У Тенчо на версию эту вырастают сей миг разночтения:
– А я вот от бати слыхал, что Кубрата под люком оставили. Был он из них долговяз и плечами поширше, потому двум другим помогать приспособился, а иначе достигнуть до люка им было б совсем без возможностей. Драгостин – тот на брата вскарабкался. Следом Вылко пополз акробатом. От колен в рост привстал, в люк уперся зашейком и выдавил. Как на твердости вылез, подсобил за собой Драгостину. А Кубрата поднять им турецкие ружья не сжалились: с вышек пальба застрочила. Некогда стало ребятам одежки в узлы составлять, чтоб его вынимать. Побросали на том выручение и голышом ну тикать! Так османы в отместку за ихний успех с двух сторон поджидали остальца стрельбой: токмо сунется к люку дышать, осыпают побежчика пулями. А пытается выйти назад – лаз гвоздящим свинцом поливают. Там и помер Кубратка, задохшись в соромных усталостях.
– Разделяю, – кивает Евтим. – Кабы все улизнули втроем, порешили бы братским содействием Вылко. С двумя бы он точно не справился: сам мозгляк, ну а те бугаи. Очень похоже, Кубрата в клоаке покинули, а потом грабежом пробавлялись до самой границы. Говорят, шли туда года два, обминаясь по старым навычкам лесами.
– Выходит, сидели в остроге ни много ни мало одиннадцать лет, – возбуждается Трындю Хрусанов.
– Двенадцать не хошь? – починяет ему арифметику Нешко. – Отнимай-ка с четырнадцати пару, числитель!
– Не многовато ль для ихних застенков? – тушуется в робость Григоров. – Слышал я, каждый день там за месяц идет, потому как отмерен износ организьмам суровый. Может, все-таки меньше в остроге корячились?
– Может, и меньше, – не спорит Евтим. – А может, и ровно. Смотря как их вера крепила.
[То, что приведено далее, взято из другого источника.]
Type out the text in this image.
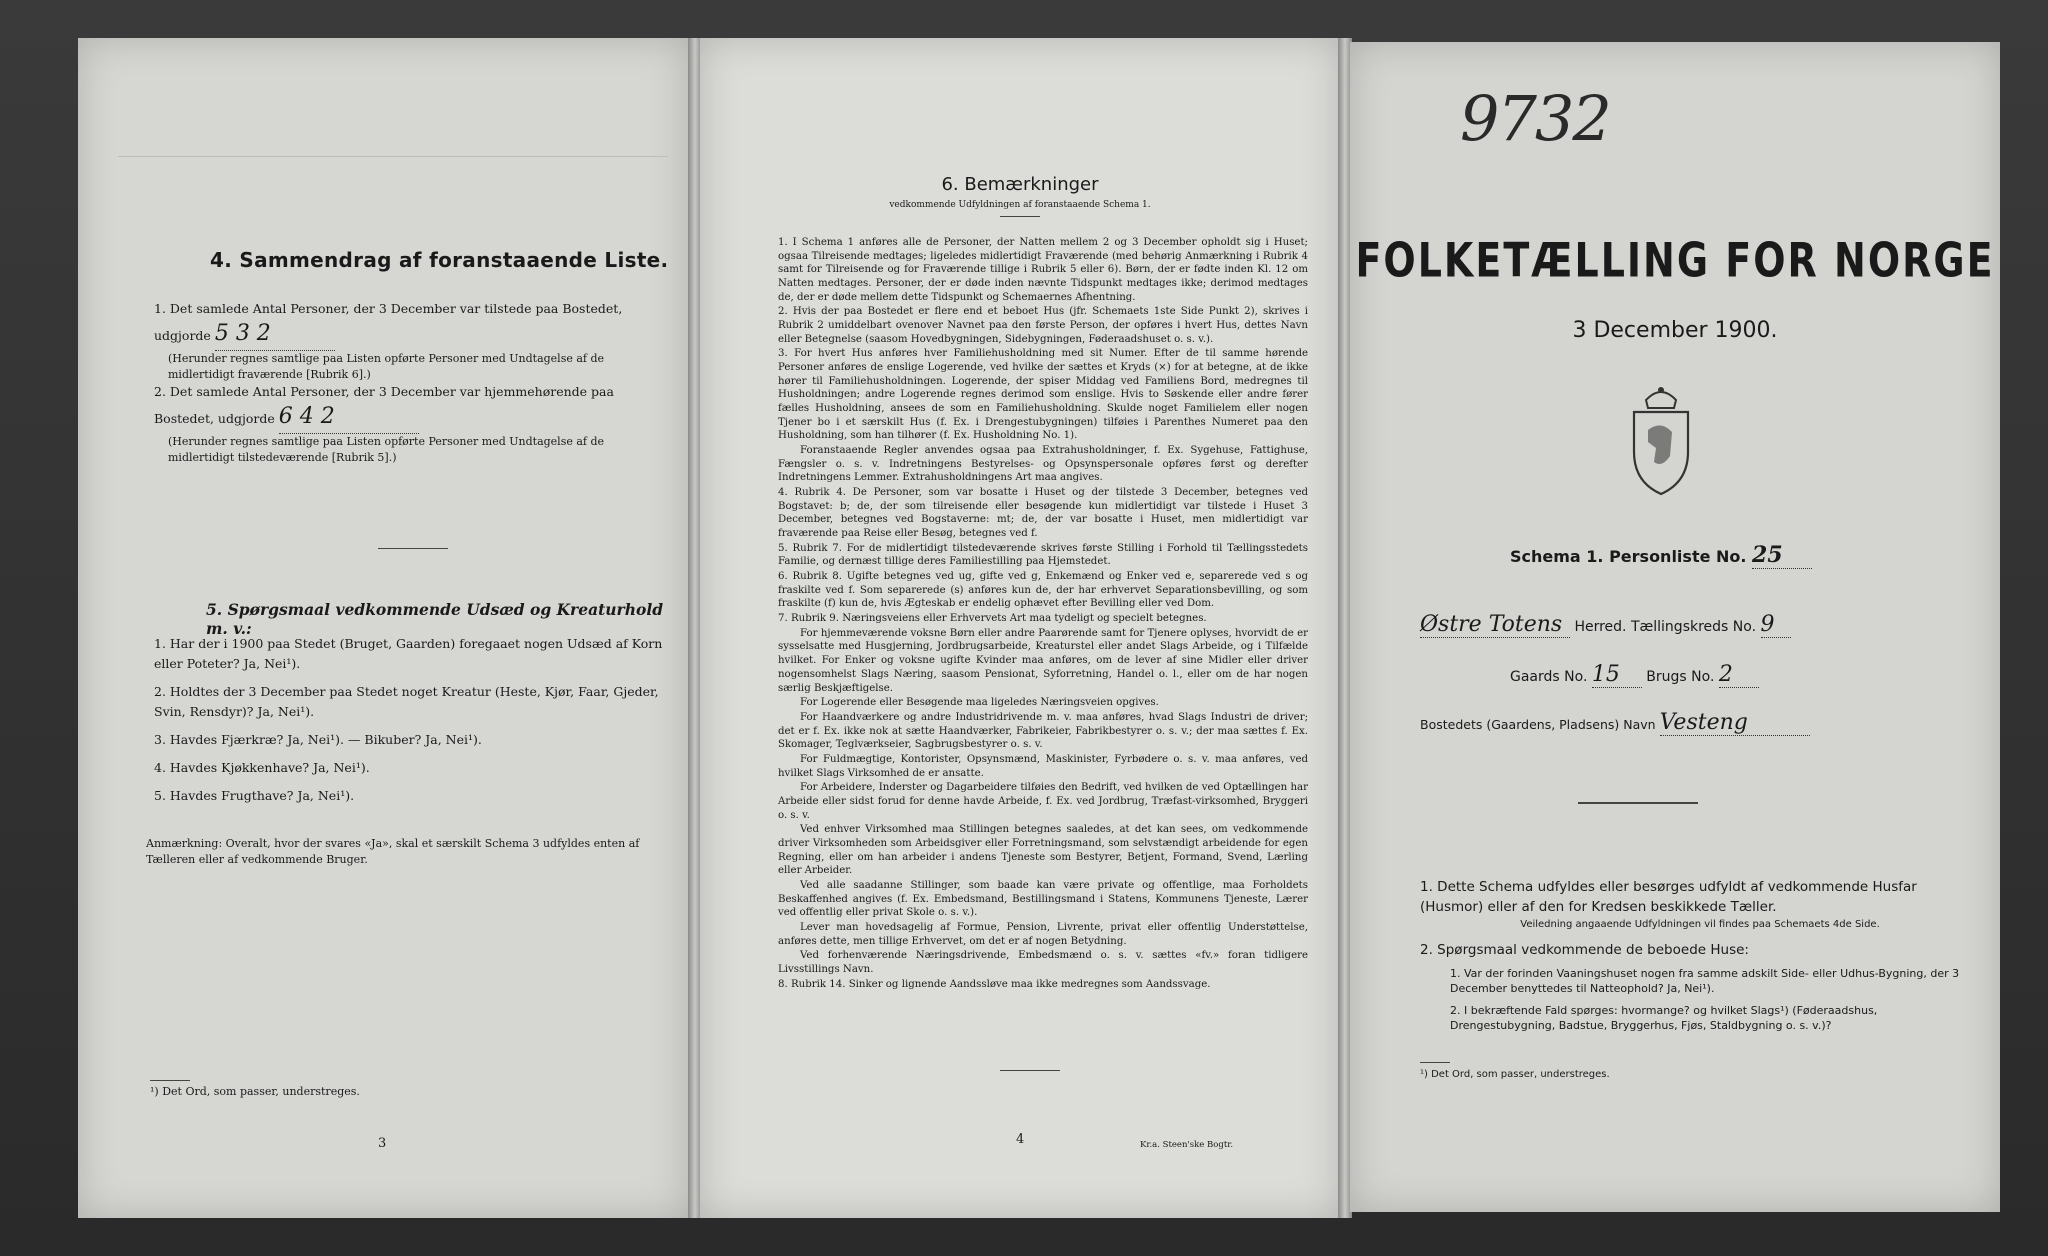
4. Sammendrag af foranstaaende Liste.
1. Det samlede Antal Personer, der 3 December var tilstede paa Bostedet,
udgjorde 5 3 2
(Herunder regnes samtlige paa Listen opførte Personer med Undtagelse af de midlertidigt fraværende [Rubrik 6].)
2. Det samlede Antal Personer, der 3 December var hjemmehørende paa
Bostedet, udgjorde 6 4 2
(Herunder regnes samtlige paa Listen opførte Personer med Undtagelse af de midlertidigt tilstedeværende [Rubrik 5].)
5. Spørgsmaal vedkommende Udsæd og Kreaturhold m. v.:
1. Har der i 1900 paa Stedet (Bruget, Gaarden) foregaaet nogen Udsæd af Korn eller Poteter? Ja, Nei¹).
2. Holdtes der 3 December paa Stedet noget Kreatur (Heste, Kjør, Faar, Gjeder, Svin, Rensdyr)? Ja, Nei¹).
3. Havdes Fjærkræ? Ja, Nei¹). — Bikuber? Ja, Nei¹).
4. Havdes Kjøkkenhave? Ja, Nei¹).
5. Havdes Frugthave? Ja, Nei¹).
Anmærkning: Overalt, hvor der svares «Ja», skal et særskilt Schema 3 udfyldes enten af Tælleren eller af vedkommende Bruger.
¹) Det Ord, som passer, understreges.
3
6. Bemærkninger
vedkommende Udfyldningen af foranstaaende Schema 1.
1. I Schema 1 anføres alle de Personer, der Natten mellem 2 og 3 December opholdt sig i Huset; ogsaa Tilreisende medtages; ligeledes midlertidigt Fraværende (med behørig Anmærkning i Rubrik 4 samt for Tilreisende og for Fraværende tillige i Rubrik 5 eller 6). Børn, der er fødte inden Kl. 12 om Natten medtages. Personer, der er døde inden nævnte Tidspunkt medtages ikke; derimod medtages de, der er døde mellem dette Tidspunkt og Schemaernes Afhentning.
2. Hvis der paa Bostedet er flere end et beboet Hus (jfr. Schemaets 1ste Side Punkt 2), skrives i Rubrik 2 umiddelbart ovenover Navnet paa den første Person, der opføres i hvert Hus, dettes Navn eller Betegnelse (saasom Hovedbygningen, Sidebygningen, Føderaadshuset o. s. v.).
3. For hvert Hus anføres hver Familiehusholdning med sit Numer. Efter de til samme hørende Personer anføres de enslige Logerende, ved hvilke der sættes et Kryds (×) for at betegne, at de ikke hører til Familiehusholdningen. Logerende, der spiser Middag ved Familiens Bord, medregnes til Husholdningen; andre Logerende regnes derimod som enslige. Hvis to Søskende eller andre fører fælles Husholdning, ansees de som en Familiehusholdning. Skulde noget Familielem eller nogen Tjener bo i et særskilt Hus (f. Ex. i Drengestubygningen) tilføies i Parenthes Numeret paa den Husholdning, som han tilhører (f. Ex. Husholdning No. 1).
Foranstaaende Regler anvendes ogsaa paa Extrahusholdninger, f. Ex. Sygehuse, Fattighuse, Fængsler o. s. v. Indretningens Bestyrelses- og Opsynspersonale opføres først og derefter Indretningens Lemmer. Extrahusholdningens Art maa angives.
4. Rubrik 4. De Personer, som var bosatte i Huset og der tilstede 3 December, betegnes ved Bogstavet: b; de, der som tilreisende eller besøgende kun midlertidigt var tilstede i Huset 3 December, betegnes ved Bogstaverne: mt; de, der var bosatte i Huset, men midlertidigt var fraværende paa Reise eller Besøg, betegnes ved f.
5. Rubrik 7. For de midlertidigt tilstedeværende skrives første Stilling i Forhold til Tællingsstedets Familie, og dernæst tillige deres Familiestilling paa Hjemstedet.
6. Rubrik 8. Ugifte betegnes ved ug, gifte ved g, Enkemænd og Enker ved e, separerede ved s og fraskilte ved f. Som separerede (s) anføres kun de, der har erhvervet Separationsbevilling, og som fraskilte (f) kun de, hvis Ægteskab er endelig ophævet efter Bevilling eller ved Dom.
7. Rubrik 9. Næringsveiens eller Erhvervets Art maa tydeligt og specielt betegnes.
For hjemmeværende voksne Børn eller andre Paarørende samt for Tjenere oplyses, hvorvidt de er sysselsatte med Husgjerning, Jordbrugsarbeide, Kreaturstel eller andet Slags Arbeide, og i Tilfælde hvilket. For Enker og voksne ugifte Kvinder maa anføres, om de lever af sine Midler eller driver nogensomhelst Slags Næring, saasom Pensionat, Syforretning, Handel o. l., eller om de har nogen særlig Beskjæftigelse.
For Logerende eller Besøgende maa ligeledes Næringsveien opgives.
For Haandværkere og andre Industridrivende m. v. maa anføres, hvad Slags Industri de driver; det er f. Ex. ikke nok at sætte Haandværker, Fabrikeier, Fabrikbestyrer o. s. v.; der maa sættes f. Ex. Skomager, Teglværkseier, Sagbrugsbestyrer o. s. v.
For Fuldmægtige, Kontorister, Opsynsmænd, Maskinister, Fyrbødere o. s. v. maa anføres, ved hvilket Slags Virksomhed de er ansatte.
For Arbeidere, Inderster og Dagarbeidere tilføies den Bedrift, ved hvilken de ved Optællingen har Arbeide eller sidst forud for denne havde Arbeide, f. Ex. ved Jordbrug, Træfast-virksomhed, Bryggeri o. s. v.
Ved enhver Virksomhed maa Stillingen betegnes saaledes, at det kan sees, om vedkommende driver Virksomheden som Arbeidsgiver eller Forretningsmand, som selvstændigt arbeidende for egen Regning, eller om han arbeider i andens Tjeneste som Bestyrer, Betjent, Formand, Svend, Lærling eller Arbeider.
Ved alle saadanne Stillinger, som baade kan være private og offentlige, maa Forholdets Beskaffenhed angives (f. Ex. Embedsmand, Bestillingsmand i Statens, Kommunens Tjeneste, Lærer ved offentlig eller privat Skole o. s. v.).
Lever man hovedsagelig af Formue, Pension, Livrente, privat eller offentlig Understøttelse, anføres dette, men tillige Erhvervet, om det er af nogen Betydning.
Ved forhenværende Næringsdrivende, Embedsmænd o. s. v. sættes «fv.» foran tidligere Livsstillings Navn.
8. Rubrik 14. Sinker og lignende Aandssløve maa ikke medregnes som Aandssvage.
4	Kr.a. Steen'ske Bogtr.
9732
FOLKETÆLLING FOR NORGE
3 December 1900.
Schema 1. Personliste No. 25
Østre Totens Herred. Tællingskreds No. 9
Gaards No. 15 Brugs No. 2
Bostedets (Gaardens, Pladsens) Navn Vesteng
1. Dette Schema udfyldes eller besørges udfyldt af vedkommende Husfar (Husmor) eller af den for Kredsen beskikkede Tæller.
Veiledning angaaende Udfyldningen vil findes paa Schemaets 4de Side.
2. Spørgsmaal vedkommende de beboede Huse:
1. Var der forinden Vaaningshuset nogen fra samme adskilt Side- eller Udhus-Bygning, der 3 December benyttedes til Natteophold? Ja, Nei¹).
2. I bekræftende Fald spørges: hvormange? og hvilket Slags¹) (Føderaadshus, Drengestubygning, Badstue, Bryggerhus, Fjøs, Staldbygning o. s. v.)?
¹) Det Ord, som passer, understreges.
Вера – она чудесами прославлена. Оттого православной зовется болгарская истая вера.
– Ну не знаю, – сопит Филатей. – Чай, не в кельях монахи, а все на подбор душегубы, заклятые грешники.
– Дак а что им там было орудовать? Токмо верить и ждать, дожидаться и верить, – подперчил сыры-боры Оторва. – Когда ни туды, ни сюды, тут уж всяко в господнюю помощь уверуешь. Для сидельцев в турецкой тюряге других развлечениев нету. Не все же османам зады подставлять!
Поп Евтим поперхнулся винцом, на Оторву набычился и ажно с расстройства икнул. Потом чмокнул крест и, раздувшись ноздрями, баском покатился:
– Неудобный ты, Тенчо, беседчик. Вроде и начался с ноты правдивой, но богохульством ее в клевету уронил, баламутством испакостил. Словно тщился молитву читать, да с усердия воздух спохабил. И откуда в тебе, зрелом муже, дебоширят нестрои шкодливые? Ты бы вот что, когда балаганить умаешься, завернулся б в сочувственный храм, совестушку обмыл бы. Али в спесях своих побоишься, гумбол?
– Побоюсь, – ерепенится Тенчо. – Чую святость, Евтимий, в себе нераскрытую. А ну как под купол крылами махаться скобенится? Вспорхну к потолку, в паутинах подбожных навечной букашкой облипну. Кто ж меня к жинке назад сковырнет? Да никто! Сами к Йотке вприскочку в постели полезете. Посему несогласный я, отче. Уж больно к супруге ревнивый, оттого к небесам кое-как равнодушный и мечтами лежаче-земной. Коль бываю я вверх устремленный, так разве вздыманьями плоти дородной. К директивам всевышним иначе как пень я глухой.
Гаганят на это, балдеи, бесценное время транжирят. Пресекаю их вилкой по кружке и насаждаю уняться к регламенту:
– Ну-ка, братцы, шнуруйте веселья! Обнажайте посильные памяти, и поехали с Вылко к попятным границам.
Закарий Станишев сучит каблучками по полу:
– Сдается мне, Вылко не слишком зудел устранять совиновника. Больше подходит, что сам Драгостина смущался: как, мол, к родине выйдем, меня он в расходы запустит. А на что живодеру излишний свидетель? Неужто чтоб кладом делиться? Это нынче наш Вылко отпетый разбойник, а по тем временам он покамест не очень бандит.
– Драгостин его цуциком знал, – назидает всугонку Оторва. – Не ровен час, издевкой укалывал: окромя Пуподыха ты, мол, насмерть врагов не казнил. Так что Вылко ему приходился скорей побегушкой, слугой, чем исправным товарищем. Оттого и потратил его, как холоп и предавший услужник: исподтиха, во сне, полоснул по шея́м да и там же, в лесу, закопал до полнейшей пропадности. Сколько знаю, случилось весною под Одрином.
– Ну а клад? Про сундук он с барахты прознал? – егозится загадкой Флорин.